Теперь Стяпукас помолчал, только посмотрел в осунувшееся, поблекшее лицо женщины, посветлевшее в этот миг, и опустил глаза.
Опустил глаза, потому что пришел он ночью и бесшумно обошел вокруг дома, даже Мурзе не залаяла, только взвизгнула пару раз, обошел вокруг и услышал там чужой голос, но, хоть и очень хотелось, не заглянул в окно, словно мог этим маманю обидеть. А обидеть маманю он не хотел — хоть знай она об этом, хоть нет. Потому кинулся в лес, в свой старый заброшенный шалашик, и там всю ночь вертелся на шершавом мху, руками пытаясь защитить себя от сырости и холода. А утром, так и не сомкнув глаз, поднялся со своего ложа, подался тропками да полянками, собирая ягоды, и только к полудню оказался дома.
Мурзе кругами носилась около парня, а он, присев на корточки, гладил теплую коричневую шерстку.
Морта за это время успела перевести дух и, совсем уже успокоившись, спросила:
— А что лба не перекрестил?
И Стяпукас, не поднимая еще глаз, пробормотал:
— А я больше не крещусь, маманя…
— Так что, совсем уже евреем заделался? — краска бросилась в бледное до того лицо Морте.
— И еврей и не еврей, ни то ни се, — ответил Стяпукас.

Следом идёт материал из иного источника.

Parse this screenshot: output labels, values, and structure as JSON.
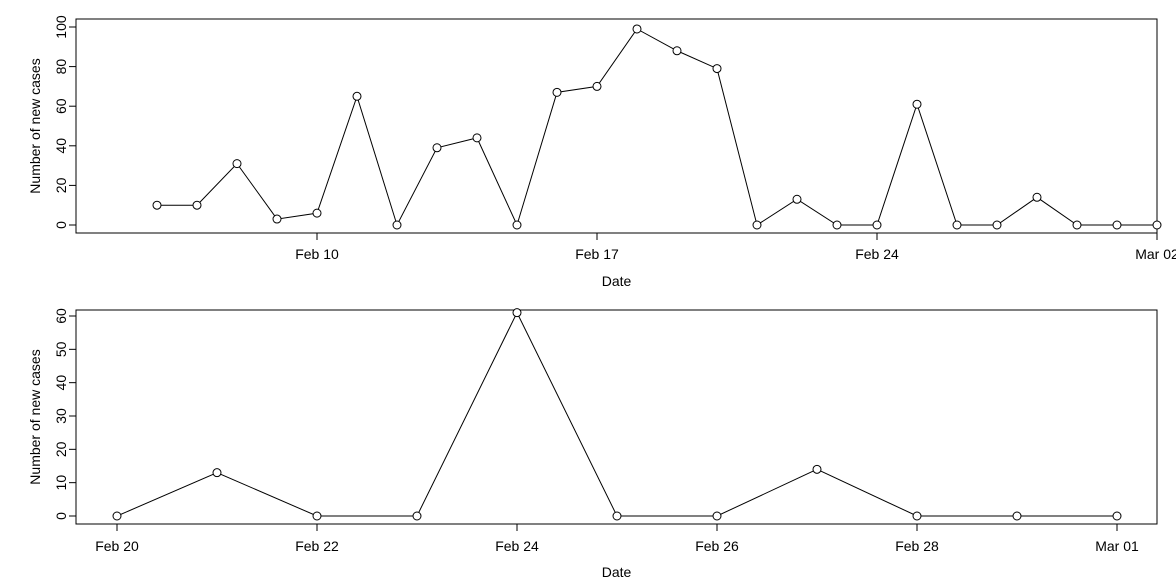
{
  "chart_data": [
    {
      "type": "line",
      "xlabel": "Date",
      "ylabel": "Number of new cases",
      "xtick_labels": [
        "Feb 10",
        "Feb 17",
        "Feb 24",
        "Mar 02"
      ],
      "xticks": [
        "2020-02-10",
        "2020-02-17",
        "2020-02-24",
        "2020-03-02"
      ],
      "xlim": [
        "2020-02-05",
        "2020-03-02"
      ],
      "ylim": [
        0,
        100
      ],
      "yticks": [
        0,
        20,
        40,
        60,
        80,
        100
      ],
      "markers": "open-circle",
      "series": [
        {
          "x": [
            "2020-02-06",
            "2020-02-07",
            "2020-02-08",
            "2020-02-09",
            "2020-02-10",
            "2020-02-11",
            "2020-02-12",
            "2020-02-13",
            "2020-02-14",
            "2020-02-15",
            "2020-02-16",
            "2020-02-17",
            "2020-02-18",
            "2020-02-19",
            "2020-02-20",
            "2020-02-21",
            "2020-02-22",
            "2020-02-23",
            "2020-02-24",
            "2020-02-25",
            "2020-02-26",
            "2020-02-27",
            "2020-02-28",
            "2020-02-29",
            "2020-03-01",
            "2020-03-02"
          ],
          "values": [
            10,
            10,
            31,
            3,
            6,
            65,
            0,
            39,
            44,
            0,
            67,
            70,
            99,
            88,
            79,
            0,
            13,
            0,
            0,
            61,
            0,
            0,
            14,
            0,
            0,
            0
          ]
        }
      ]
    },
    {
      "type": "line",
      "xlabel": "Date",
      "ylabel": "Number of new cases",
      "xtick_labels": [
        "Feb 20",
        "Feb 22",
        "Feb 24",
        "Feb 26",
        "Feb 28",
        "Mar 01"
      ],
      "xticks": [
        "2020-02-20",
        "2020-02-22",
        "2020-02-24",
        "2020-02-26",
        "2020-02-28",
        "2020-03-01"
      ],
      "xlim": [
        "2020-02-20",
        "2020-03-01"
      ],
      "ylim": [
        0,
        60
      ],
      "yticks": [
        0,
        10,
        20,
        30,
        40,
        50,
        60
      ],
      "markers": "open-circle",
      "series": [
        {
          "x": [
            "2020-02-20",
            "2020-02-21",
            "2020-02-22",
            "2020-02-23",
            "2020-02-24",
            "2020-02-25",
            "2020-02-26",
            "2020-02-27",
            "2020-02-28",
            "2020-02-29",
            "2020-03-01"
          ],
          "values": [
            0,
            13,
            0,
            0,
            61,
            0,
            0,
            14,
            0,
            0,
            0
          ]
        }
      ]
    }
  ]
}
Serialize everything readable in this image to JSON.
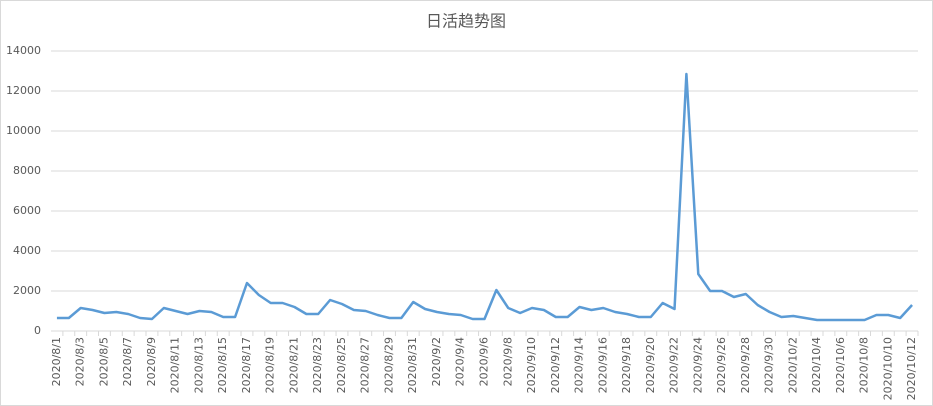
{
  "chart_data": {
    "type": "line",
    "title": "日活趋势图",
    "categories": [
      "2020/8/1",
      null,
      "2020/8/3",
      null,
      "2020/8/5",
      null,
      "2020/8/7",
      null,
      "2020/8/9",
      null,
      "2020/8/11",
      null,
      "2020/8/13",
      null,
      "2020/8/15",
      null,
      "2020/8/17",
      null,
      "2020/8/19",
      null,
      "2020/8/21",
      null,
      "2020/8/23",
      null,
      "2020/8/25",
      null,
      "2020/8/27",
      null,
      "2020/8/29",
      null,
      "2020/8/31",
      null,
      "2020/9/2",
      null,
      "2020/9/4",
      null,
      "2020/9/6",
      null,
      "2020/9/8",
      null,
      "2020/9/10",
      null,
      "2020/9/12",
      null,
      "2020/9/14",
      null,
      "2020/9/16",
      null,
      "2020/9/18",
      null,
      "2020/9/20",
      null,
      "2020/9/22",
      null,
      "2020/9/24",
      null,
      "2020/9/26",
      null,
      "2020/9/28",
      null,
      "2020/9/30",
      null,
      "2020/10/2",
      null,
      "2020/10/4",
      null,
      "2020/10/6",
      null,
      "2020/10/8",
      null,
      "2020/10/10",
      null,
      "2020/10/12"
    ],
    "values": [
      650,
      650,
      1150,
      1050,
      900,
      950,
      850,
      650,
      600,
      1150,
      1000,
      850,
      1000,
      950,
      700,
      700,
      2400,
      1800,
      1400,
      1400,
      1200,
      850,
      850,
      1550,
      1350,
      1050,
      1000,
      800,
      650,
      650,
      1450,
      1100,
      950,
      850,
      800,
      600,
      600,
      2050,
      1150,
      900,
      1150,
      1050,
      700,
      700,
      1200,
      1050,
      1150,
      950,
      850,
      700,
      700,
      1400,
      1100,
      12850,
      2850,
      2000,
      2000,
      1700,
      1850,
      1300,
      950,
      700,
      750,
      650,
      550,
      550,
      550,
      550,
      550,
      800,
      800,
      650,
      1300
    ],
    "color": "#5b9bd5",
    "ylim": [
      0,
      14000
    ],
    "yticks": [
      0,
      2000,
      4000,
      6000,
      8000,
      10000,
      12000,
      14000
    ],
    "grid": true
  }
}
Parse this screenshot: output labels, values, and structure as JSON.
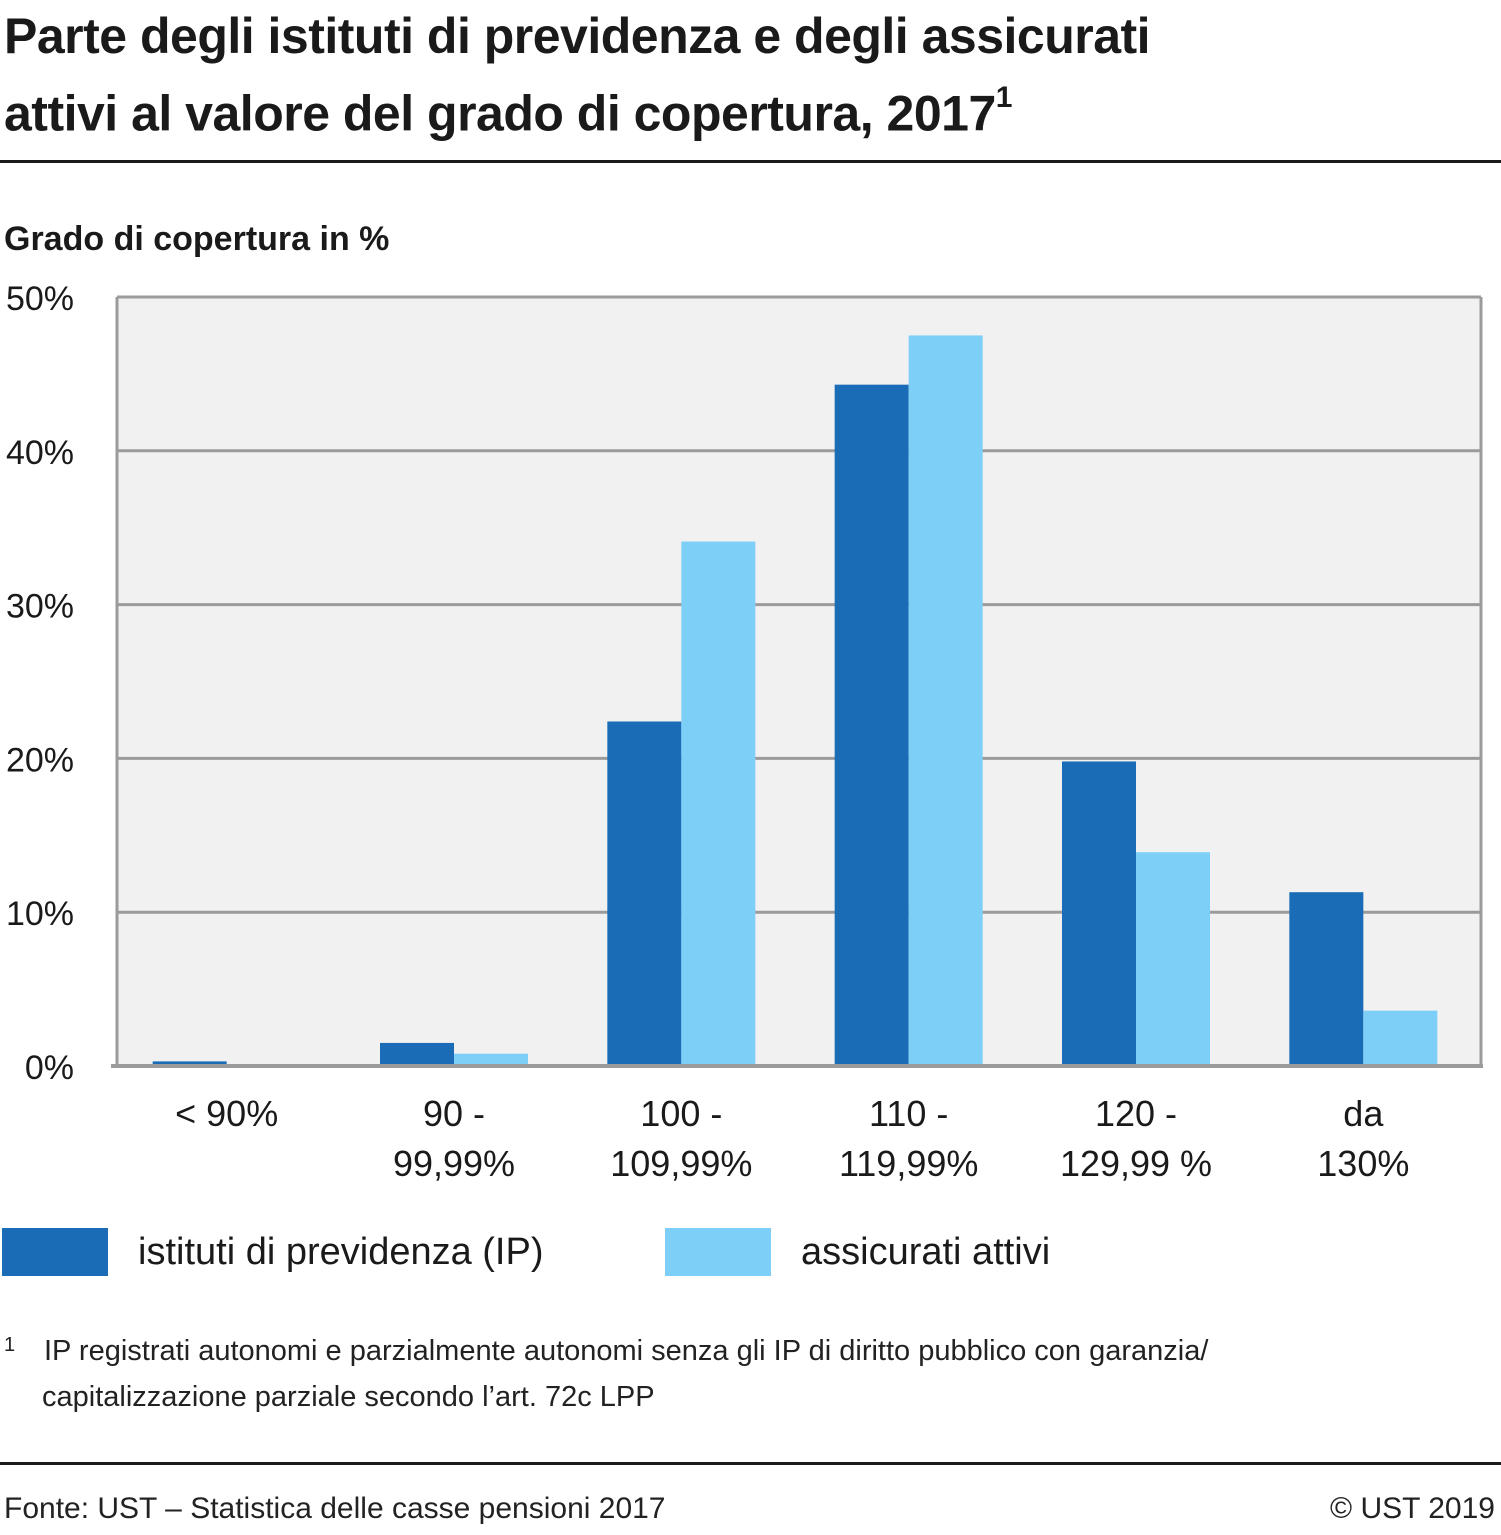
{
  "header": {
    "title_line1": "Parte degli istituti di previdenza e degli assicurati",
    "title_line2": "attivi al valore del grado di copertura, 2017",
    "title_footnote_mark": "1"
  },
  "colors": {
    "ip": "#1a6cb7",
    "attivi": "#7dcff8",
    "plot_bg": "#f1f1f1",
    "grid": "#9b9b9b"
  },
  "chart_data": {
    "type": "bar",
    "title": "Parte degli istituti di previdenza e degli assicurati attivi al valore del grado di copertura, 2017",
    "ylabel": "Grado di copertura in %",
    "xlabel": "",
    "ylim": [
      0,
      50
    ],
    "yticks": [
      0,
      10,
      20,
      30,
      40,
      50
    ],
    "ytick_labels": [
      "0%",
      "10%",
      "20%",
      "30%",
      "40%",
      "50%"
    ],
    "grid": true,
    "legend_position": "bottom",
    "categories": [
      [
        "< 90%"
      ],
      [
        "90 -",
        "99,99%"
      ],
      [
        "100 -",
        "109,99%"
      ],
      [
        "110 -",
        "119,99%"
      ],
      [
        "120 -",
        "129,99 %"
      ],
      [
        "da",
        "130%"
      ]
    ],
    "series": [
      {
        "name": "istituti di previdenza (IP)",
        "color": "#1a6cb7",
        "values": [
          0.3,
          1.5,
          22.4,
          44.3,
          19.8,
          11.3
        ]
      },
      {
        "name": "assicurati attivi",
        "color": "#7dcff8",
        "values": [
          0.0,
          0.8,
          34.1,
          47.5,
          13.9,
          3.6
        ]
      }
    ]
  },
  "legend": {
    "items": [
      {
        "label": "istituti di previdenza (IP)"
      },
      {
        "label": "assicurati attivi"
      }
    ]
  },
  "footnote": {
    "mark": "1",
    "line1": "IP registrati autonomi e parzialmente autonomi senza gli IP di diritto pubblico con garanzia/",
    "line2": "capitalizzazione parziale secondo l’art. 72c LPP"
  },
  "footer": {
    "source": "Fonte: UST – Statistica delle casse pensioni 2017",
    "copyright": "© UST 2019"
  }
}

— Хоть так… Я говорила! Лучше безбожником! Только не евреем…
Стяпукас молчал.
Тогда, не найдясь, что еще сказать, Морта утерла губы передником, топ-топ своей искалеченной ногой и — на шею парню. Поцеловала в щеку, в другую, и еще и еще — истосковалась.
Хоть все еще ворчала, все не успокаивалась:
— Блудный сын… Блудный… Но, слава Богу, хоть еврей, да и не еврей…
Стяпукас, совсем еще сосунок, но долговязый, на целую голову перерос уже Морту, поцеловал ей руку, потом сгреб в охапку, прижал к себе, ощутил плоскую грудь, выпирающие ребра, острые позвонки — и подумал: плохой я сын, раз маманя так сдала.
— Ты ведь не голодаешь, упаси Боже… Или голодаешь? — сказал, медленно отстраняя ее, но все еще не выпуская из объятий.
Она вздрогнула, теперь в его руках, содрогнулась всем телом, он ощутил ее дрожь и сам затрепетал от своей нежданной догадки, хотя все еще не хотел понять, отгоняя налетевшее вдруг вихрем недоброе предчувствие.
Потому зашел с другого бока:
— Может, домовой какой завелся, все съедает, до последней крошки? Что? Домовой? А ты пустым варевом жива? Что, коза уже не доится?
И замолк, ожидая, что она скажет.
Скажет ли?
Если признается, что прячет человека, так и слава Богу.
Если нет, — значит, Миколюкас под полом в тайнике сидит.
— Так домовой? — повторил он, все еще надеясь, что ответит.
Она молчала.
— Боже праведный, — простонал Стяпукас и прикусил губу.
— Уже и Господа-Бога призываешь… — пришла в себя Морта. — Видишь ведь, я жива-здорова. И сыта, не выдумывай. А теперь отпусти меня, уже полдень, мне пора помолиться.
Она высвободилась из объятий сына и торопливо захромала к иконе Богоматери Остробрамской, сложила руки ладонь к ладони:
— Ангел господен…
А Стяпукас уставился в пол, в доски под кроснами.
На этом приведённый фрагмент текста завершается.